I have an issue with scraping an XBRL file using Beautifulsoup.
Code:
openxbrl = open(file.file_path, 'r')
readxbrl = openxbrl.read()
contextsoup = xbrlsoup.findAll('xbrli:context')
print(contextsoup)
Gives the following output (sample, there are multiple children)
<xbrli:context id="context0">
<xbrli:period>
<xbrli:instant>
2020-12-31
</xbrli:instant>
</xbrli:period>
I can't seem to figure out how I can parse the context id: id="context0"
without printing the whole contextsoup
. I tried to print the id by parsing the name:
for child in contextsoup:
pprint.pprint(child.name)
pprint.pprint(child.find('xbrli:period'))
But does not give me the id
'xbrli:context'
<xbrli:period>
<xbrli:instant>
2020-12-31
</xbrli:instant>
</xbrli:period>
How can I parse the id without printing the whole xbrl?
id="context0"
is not part of the element name, it is an attribute (BS docs on attributes)
You can access attribute values by treating a tag as a dict:
for context in contextsoup:
print(context['id'])
You can also find tags directly by attribute values. The value of the id
attribute should be unique across the document, so you can just do:
soup.find(id='context0')
You should also be aware that you are working with namespaced XML; if you are working with different XBRL reports, you can't rely on the context tags always being called xbrli:context
because the xbrli
bit is a document-defined prefix that provides a shorthand for a namespace URI. I believe that Beautiful Soup 4 does have some namespace support, but I've not used it.

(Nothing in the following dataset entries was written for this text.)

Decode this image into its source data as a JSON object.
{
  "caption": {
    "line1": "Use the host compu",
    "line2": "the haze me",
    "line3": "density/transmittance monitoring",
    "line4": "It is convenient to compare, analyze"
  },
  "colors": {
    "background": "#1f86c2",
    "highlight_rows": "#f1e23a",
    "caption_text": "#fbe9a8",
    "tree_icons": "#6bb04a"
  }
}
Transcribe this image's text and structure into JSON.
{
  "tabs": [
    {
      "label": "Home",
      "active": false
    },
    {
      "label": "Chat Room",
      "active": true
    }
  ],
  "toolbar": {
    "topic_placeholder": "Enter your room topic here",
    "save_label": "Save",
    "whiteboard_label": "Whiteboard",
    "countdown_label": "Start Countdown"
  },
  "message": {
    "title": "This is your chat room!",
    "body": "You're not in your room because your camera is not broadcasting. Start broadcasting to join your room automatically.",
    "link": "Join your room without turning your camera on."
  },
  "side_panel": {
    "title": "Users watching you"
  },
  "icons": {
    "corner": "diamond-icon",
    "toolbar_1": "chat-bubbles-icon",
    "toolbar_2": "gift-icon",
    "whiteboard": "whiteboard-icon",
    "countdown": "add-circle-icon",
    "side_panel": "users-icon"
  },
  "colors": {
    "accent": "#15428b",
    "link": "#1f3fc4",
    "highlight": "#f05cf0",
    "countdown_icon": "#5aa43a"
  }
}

There is quite a lot of complexity in correctly parsing XBRL in its XML format, and I would recommend using an existing XBRL processor to do it. One of the best ways of dealing with XBRL reports is to convert it to the newer xBRL-JSON format, and then work with it as JSON data. There are a number of tools that can do this conversion, including the open source Arelle project.